Dodge and colleagues (Deater-Deckard and Dodge, 1997; Deater-Deckard, Dodge, Bates, and Pettit, 1996; Pinderhughes, Dodge, Bates, Pettit, and Zelli, 2000) conducted several studies about parental attitudes and their relations with aggressive and misconduct behaviors among African American and European American children. The results generally indicated that African American parents, particularly in low socioeconomic status, were more likely than European American parents to endorse the use of harsh discipline, including physical punishment. According to the authors, the experiences of heightened social and life stress among African American parents may affect their cognitive-emotional processes (e.g., increased sensitivity) in response to socially provocative situations.
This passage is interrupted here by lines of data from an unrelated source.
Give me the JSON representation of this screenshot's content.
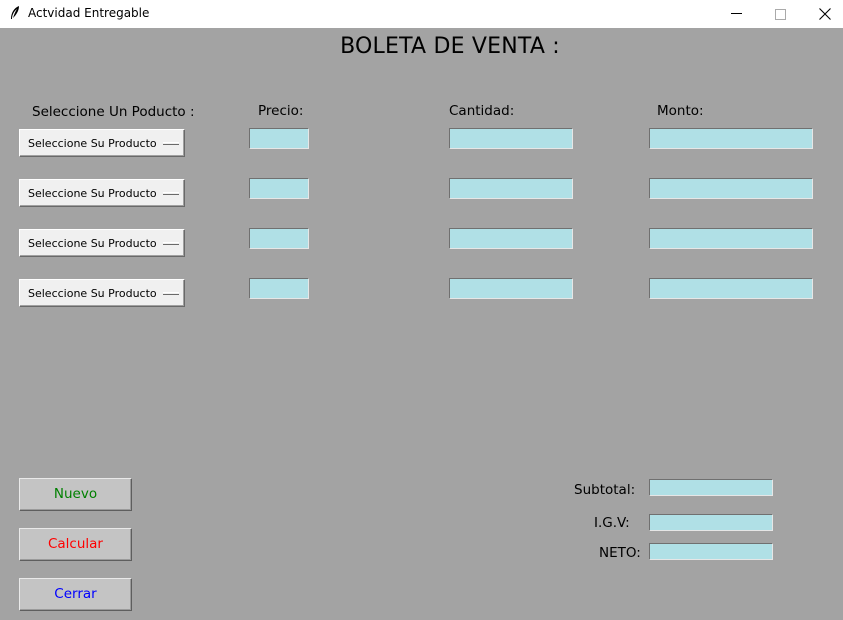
{
  "window": {
    "title": "Actvidad Entregable",
    "minimize_glyph": "—",
    "maximize_glyph": "☐",
    "close_glyph": "✕"
  },
  "heading": "BOLETA DE VENTA :",
  "columns": {
    "product": "Seleccione Un Poducto :",
    "price": "Precio:",
    "quantity": "Cantidad:",
    "amount": "Monto:"
  },
  "rows": [
    {
      "product": "Seleccione Su Producto",
      "price": "",
      "quantity": "",
      "amount": ""
    },
    {
      "product": "Seleccione Su Producto",
      "price": "",
      "quantity": "",
      "amount": ""
    },
    {
      "product": "Seleccione Su Producto",
      "price": "",
      "quantity": "",
      "amount": ""
    },
    {
      "product": "Seleccione Su Producto",
      "price": "",
      "quantity": "",
      "amount": ""
    }
  ],
  "buttons": {
    "new": {
      "label": "Nuevo",
      "color": "#008000"
    },
    "calculate": {
      "label": "Calcular",
      "color": "#ff0000"
    },
    "close": {
      "label": "Cerrar",
      "color": "#0000ff"
    }
  },
  "totals": {
    "subtotal_label": "Subtotal:",
    "igv_label": "I.G.V:",
    "neto_label": "NETO:",
    "subtotal": "",
    "igv": "",
    "neto": ""
  },
  "colors": {
    "window_bg": "#a3a3a3",
    "entry_bg": "#b0e0e6",
    "button_bg": "#c4c4c4"
  }
}
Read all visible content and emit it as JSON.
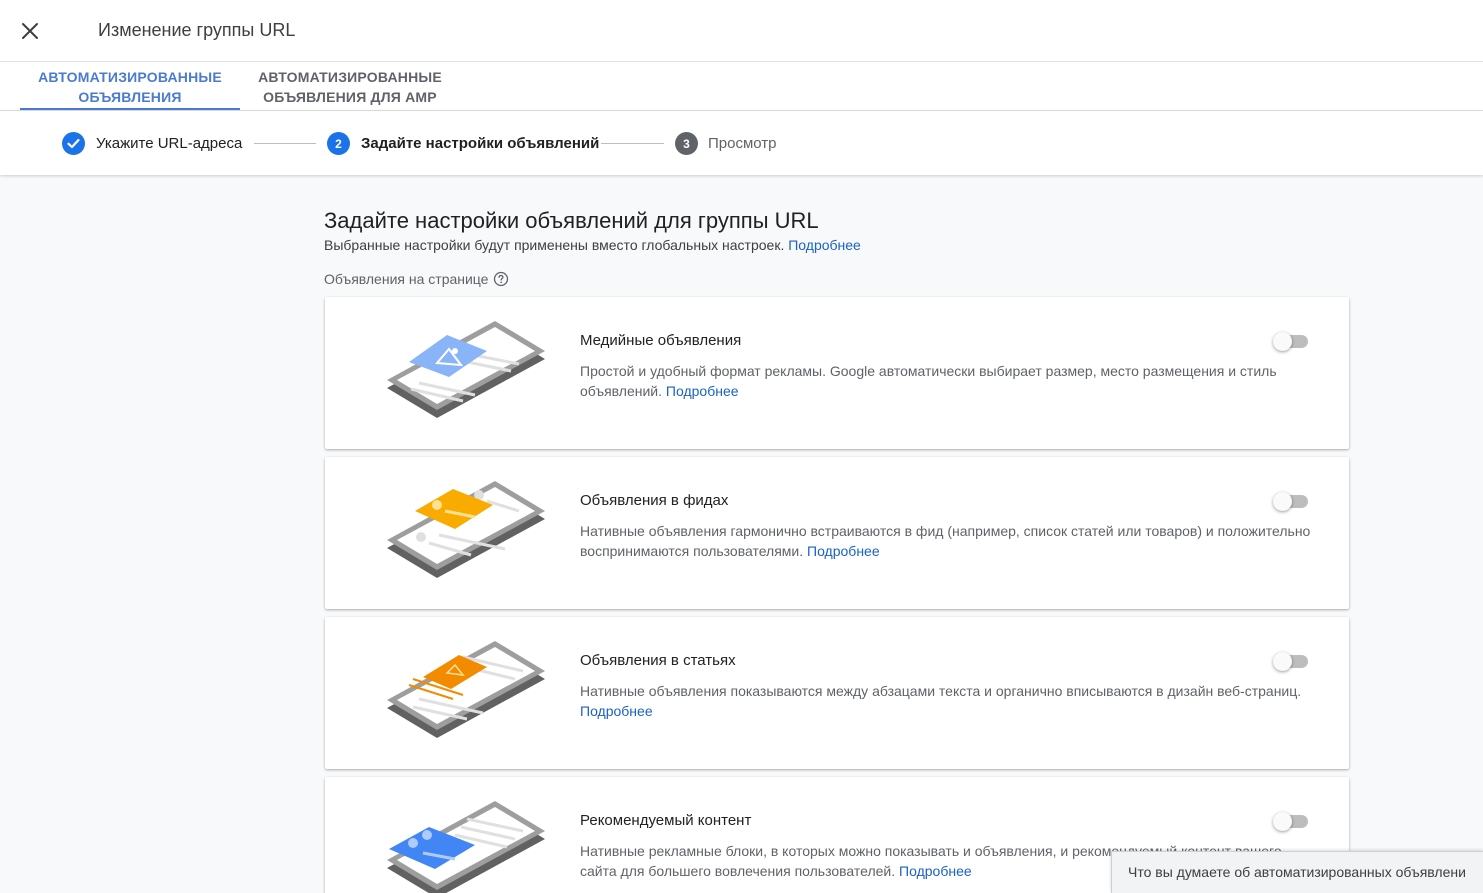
{
  "header": {
    "title": "Изменение группы URL"
  },
  "tabs": [
    {
      "label": "Автоматизированные объявления",
      "active": true
    },
    {
      "label": "Автоматизированные объявления для AMP",
      "active": false
    }
  ],
  "stepper": {
    "steps": [
      {
        "label": "Укажите URL-адреса",
        "state": "done"
      },
      {
        "number": "2",
        "label": "Задайте настройки объявлений",
        "state": "active"
      },
      {
        "number": "3",
        "label": "Просмотр",
        "state": "pending"
      }
    ]
  },
  "content": {
    "title": "Задайте настройки объявлений для группы URL",
    "subtitle": "Выбранные настройки будут применены вместо глобальных настроек.",
    "subtitle_link": "Подробнее",
    "section_label": "Объявления на странице"
  },
  "cards": [
    {
      "title": "Медийные объявления",
      "description": "Простой и удобный формат рекламы. Google автоматически выбирает размер, место размещения и стиль объявлений.",
      "link": "Подробнее",
      "accent": "#8ab4f8",
      "toggle_on": false
    },
    {
      "title": "Объявления в фидах",
      "description": "Нативные объявления гармонично встраиваются в фид (например, список статей или товаров) и положительно воспринимаются пользователями.",
      "link": "Подробнее",
      "accent": "#f9ab00",
      "toggle_on": false
    },
    {
      "title": "Объявления в статьях",
      "description": "Нативные объявления показываются между абзацами текста и органично вписываются в дизайн веб-страниц.",
      "link": "Подробнее",
      "accent": "#f28b00",
      "toggle_on": false
    },
    {
      "title": "Рекомендуемый контент",
      "description": "Нативные рекламные блоки, в которых можно показывать и объявления, и рекомендуемый контент вашего сайта для большего вовлечения пользователей.",
      "link": "Подробнее",
      "accent": "#4285f4",
      "toggle_on": false
    }
  ],
  "feedback": {
    "label": "Что вы думаете об автоматизированных объявлени"
  },
  "colors": {
    "primary": "#1a73e8",
    "tab_active": "#4a7bd0",
    "link": "#1a62c4"
  }
}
The parenting attitudes of African American parents and corresponding strategies they use may serve to prepare their children to function in social settings in which others might treat them harshly. For example, when presented with hypothetical vignettes describing situations in which a child engaged in misbehavior (e.g., threatening peers who excluded the child from a game), African American parents were more likely than European American parents to make hostile attributions (e.g., the child acted with hostile intent or in a negative-trait-like manner). Moreover, African American parents were more worried than European American parents about their children growing up to have problems in the future (Pinderhughes et al., 2000). Thus, African American and European American parents may differ in their attitudes, such as concern, anxiety, and vigilance, about children’s under-controlled behaviors.
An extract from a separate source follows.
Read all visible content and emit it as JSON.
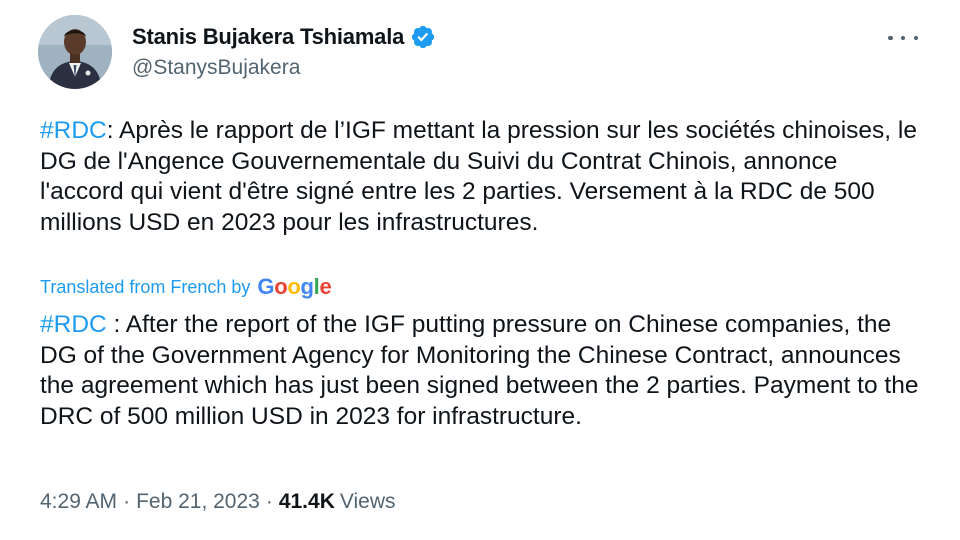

Cultural values of familism/familismo and respect/repeto in Latin societies are commonly believed to be associated with parenting attitudes (Halgunseth, Ispa, and Rudy, 2006; White, Zeiders, Gonzales, Tein, and Roosa, 2013). Familismo is concerned with feelings of loyalty to the family and commitment to the family over individual needs and desires. Latinos place higher value on family responsibility than European Americans, which is reflected in childrearing (Fuligni, Witkow, and Garcia, 2005; Halgunseth et al., 2006). The goal of repeto is to maintain close relationships through respect for others, particularly elders. In Latino societies, children from the early years are socialized to learn rules of respect for parents and other adults (Valdés, 1996). The values of familismo and repeto are associated with the emphasis on parental monitoring, including high expectations of child obedience, self-control, and harsh parenting, which are believed to be important for familial solidarity and deference (White et al., 2013).